Wednesday, November 01, 2006

Labour slither off enquiry's hook.

So Blair survived calls for an enquiry into the political decisions that led to the Iraq war by twenty five votes.

It was a debate, the first parliamentary debate on Iraq for two years, that Blair chose not to even attend. In his place was a rather testy Margaret Beckett, who conducted herself throughout like a school mistress facing an unruly mob who didn't understand school policy on such matters. It was, in short, pitiful.

Her main, and quite extraordinary defence, was that any enquiry would be unwise whilst our troops were still engaged in Iraq. The Tories made short shrift of this argument very quickly:

But Mr Hague ridiculed the argument that having a debate would harm the morale of British troops.

"I don't believe that it is possible to argue in a House of Commons which 80 years ago instituted an inquiry into the Dardanelles while the first world war was still raging that to raise even a suggestion that an inquiry in the future is to undermine the British army."

Indeed, Beckett's main defence was built only by ignoring that the most vocal criticism's of the Iraq war had come from the army itself in the shape of Sir Richard Dannatt who has called for the troops to be called home "soon".

Redwood, the Martian, made a very good point when he said that if we were fighting in Iraq to export democracy, then surely it is only democratic that we are able to discuss this war in parliament.

The Tories then offered to make the whole argument go away of Beckett would agree to an enquiry once the troops have returned home, an offer that Beckett slithered around without accepting.

The most extraordinary intervention for Labour came from Blunkett who argued that people did not complain when the coalition went into Kosovo without a UN mandate and that we never complained then that the Kosovo campaign was "illegal". He appeared at this point to be admitting that the Iraq war was illegal.

The arguments of the opposition
were by far the most persuasive:

Charles Kennedy, the former Liberal Democrat leader, making his first Commons speech since his forced resignation in January, said that there was a "suspicion" that the Government never had any plan other than to join the Americans in invading Iraq.
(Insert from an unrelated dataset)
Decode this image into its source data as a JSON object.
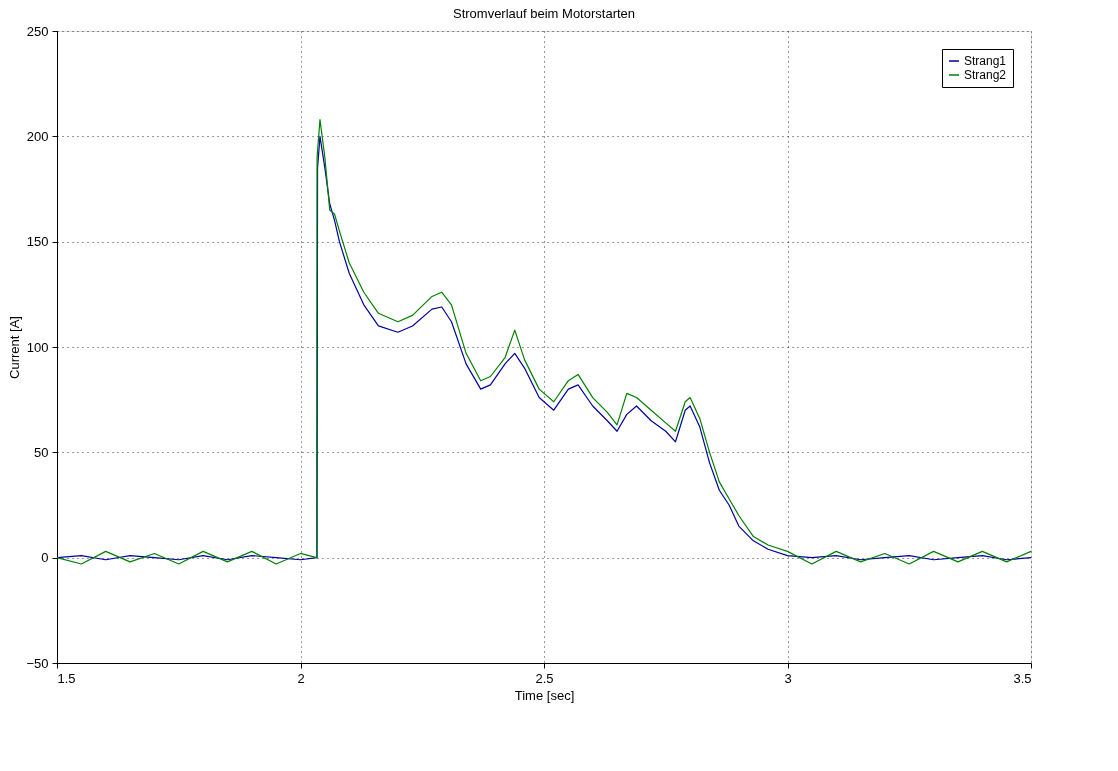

But he was also scathing about the "convoluted consensus" now being sought by the Conservatives, and reminded MPs of how vehemently they supported the war at the time. "The Conservatives have not exactly played their part in asking questions, which is why inquiries remain outstanding," he said.

He added: "The goalposts kept moving through this whole tragic episode. It was a moral case at one point; at another point it was a strategic defence of our interests because Iraq had a 45-minute threat of potential obliteration and all the rest of it. Yet in the final debate what did he [Blair] say? - 'even at this late stage, Saddam and his sons can save their regime if they comply with United Nations resolutions'. So much for the moral argument. The truth will out one day. We will never know how many people lost their lives, but on the political tombstone of this Prime Minister will be the word, Iraq."

Malcolm Rifkind, the former Tory foreign secretary, described the conflict as worse than Vietnam, because there America had intervened in an existing war.

Gavin Strang, a former Labour minister, said Iraq had not been a war against terrorism but one that "fuelled and fed" terrorism. "We have to probe the extent to which British troops' presence is part of the problem."

It was, all in all, a tawdry affair; with Beckett and the Labour side pretending that they were facing calls for a debate from an opportunistic opposition. The truth is that Blair is a Prime Minister who misled the house on several occasions and were an enquiry to go ahead it would probably signal the end of his leadership.

The simple truth is that if we believe in the democracy that Beckett, Blair and others think they are exporting, then that democracy surely begins at home. One of the first signs of a healthy democracy is the ability to question the executive.

Labour denied parliament that opportunity yesterday and they did so behind an argument that was notable false; their supposed concern for the troops that they sent into a needless battle.

Yesterday marked a new low for this Labour administration, who are running as fast as they can and using any argument available to avoid ever being held to account for their past actions.

But the day of reckoning will come. Blair may well have left office before his crimes are fully exposed, but the simple truth is that Britain will not be able to "move on" - as Blair so often asks it to - until this particular boil has been lanced.

Simon Jenkins, as always, hits the nail on the head:
Charles I would have been proud of today's Commons. Even yesterday's debate required the initiative of the separatist Scots and Welsh nationalists to get on to the order paper.

There cannot be a more serious moment for democratic scrutiny than when a government is involved in a controversial and dangerous foreign war. It is the more urgent when troops seem trapped and facing defeat on two fronts. There is nothing to stop MPs debating what they like. There is nothing to stop a grand committee being appointed to inquire into the war. It can demand "persons and papers" and subpoena anyone it likes. Even if select committees are too scared of the whips to act, parliament is sovereign. It need not ask Downing Street's permission to scrutinise. Parliament even has a second chamber, albeit one too terrified for its future to do more than rap the government's knuckles.

Britain's debate on the Iraq war is taking place in the media. It should be in parliament.

Labour scraped away from allowing their actions to be scrutinised by Parliament yesterday. Read that last sentence again.

It's hardly an honourable victory, is it?